Methods: We included patients without a history of coronary artery disease, scheduled for coronary angiography due to suspected angina pectoris. Echocardiography was performed prior to coronary angiography and global longitudinal strain (GLS), regional strain and postsystolic shortening index (PSI) were obtained, accomplished by 2D speckle tracking Imaging. We compared strain patterns and strain values of patients with coronary artery disease (CAD group), confirmed by coronary angiography and patients without coronary artery disease. (non CAD group).

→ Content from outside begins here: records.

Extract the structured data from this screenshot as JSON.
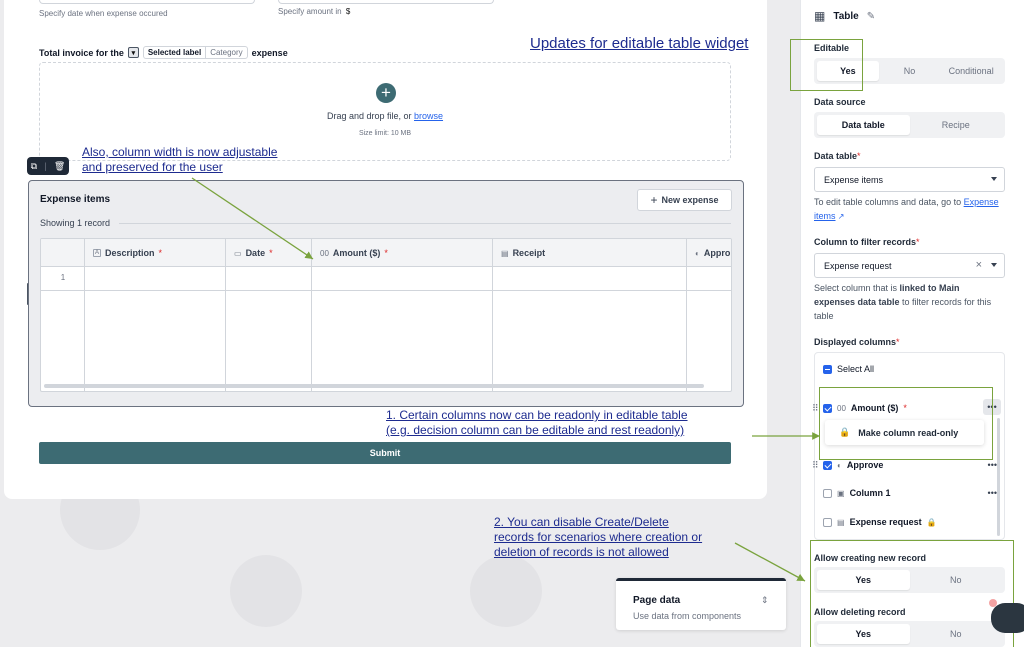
{
  "form": {
    "date_help": "Specify date when expense occured",
    "amount_help": "Specify amount in",
    "amount_currency": "$",
    "invoice_prefix": "Total invoice for the",
    "chip_selected": "Selected label",
    "chip_category": "Category",
    "invoice_suffix": "expense",
    "drop_text": "Drag and drop file, or ",
    "drop_link": "browse",
    "size_limit": "Size limit: 10 MB",
    "submit_label": "Submit"
  },
  "table_widget": {
    "title": "Expense items",
    "count_prefix": "Showing ",
    "count_value": "1",
    "count_suffix": " record",
    "new_button": "New expense",
    "columns": [
      {
        "label": "Description",
        "icon": "A",
        "required": "*"
      },
      {
        "label": "Date",
        "icon": "▭",
        "required": "*"
      },
      {
        "label": "Amount ($)",
        "icon": "00",
        "required": "*"
      },
      {
        "label": "Receipt",
        "icon": "▤",
        "required": ""
      },
      {
        "label": "Appro",
        "icon": "◐",
        "required": ""
      }
    ],
    "row_number": "1"
  },
  "annotations": {
    "title": "Updates for editable table widget",
    "width_line1": "Also, column width is now adjustable",
    "width_line2": "and preserved for the user",
    "readonly_line1": "1. Certain columns now can be readonly in editable table",
    "readonly_line2": "(e.g. decision column can be editable and rest readonly)",
    "disable_line1": "2. You can disable Create/Delete",
    "disable_line2": "records for scenarios where creation or",
    "disable_line3": "deletion of records is not allowed"
  },
  "page_data_card": {
    "title": "Page data",
    "subtitle": "Use data from components"
  },
  "panel": {
    "header": "Table",
    "editable_label": "Editable",
    "editable_options": [
      "Yes",
      "No",
      "Conditional"
    ],
    "datasource_label": "Data source",
    "datasource_options": [
      "Data table",
      "Recipe"
    ],
    "datatable_label": "Data table",
    "datatable_value": "Expense items",
    "datatable_help_prefix": "To edit table columns and data, go to ",
    "datatable_help_link1": "Expense",
    "datatable_help_link2": "items",
    "filter_label": "Column to filter records",
    "filter_value": "Expense request",
    "filter_help_prefix": "Select column that is ",
    "filter_help_bold1": "linked to Main",
    "filter_help_bold2": "expenses data table",
    "filter_help_suffix1": " to filter records for this",
    "filter_help_suffix2": "table",
    "displayed_label": "Displayed columns",
    "required_mark": "*",
    "select_all": "Select All",
    "col_amount": "Amount ($)",
    "col_amount_icon": "00",
    "make_readonly": "Make column read-only",
    "col_approve": "Approve",
    "col_column1": "Column 1",
    "col_expense_request": "Expense request",
    "allow_create_label": "Allow creating new record",
    "allow_create_options": [
      "Yes",
      "No"
    ],
    "allow_delete_label": "Allow deleting record",
    "allow_delete_options": [
      "Yes",
      "No"
    ]
  },
  "colors": {
    "accent": "#3d6b73",
    "annotation_text": "#1d2b8f",
    "highlight_green": "#7aa33e",
    "checkbox_blue": "#2563eb"
  }
}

Results: 23 patients with a mean age of 67,5 years were included. 13 patients had coronary artery disease (CAD group), whereas 10 had no obstructive coronary arteries (non CAD group). All patients were in sinus rhythm. Mean left ventricular ejection fraction was 58,8 + 3,6 % in patients of CAD group and 59,0 + 2,1 % in the non CAD goup. In 12 of 13 (92,3%) patients with obstructive coronary stenosis postsystolic shortening was detected. In contrast, just in 1 of 10 (10%) patients without coronary artery disease postsytolic shortening was observed. Mean GLS in the CAD and non CAD group was -18,6 + 2,3 % and -20,5 + 2,7 % (p=0,115) respectively. Mean PSI of 7,6 + 6,6 % in the non CAD group was significantly lower than mean PSI of 20,8 + 10,9 % (p=0,012) in the CAD group.
Conclusion: Analysis of strain patterns including detection of postsystolic shortening and measurement of postsystolic shortening index, assessed by 2D strain imaging may extend the accuracy of non-invasive detection of coronary artery disease in stable patients without wall motion abnormalities.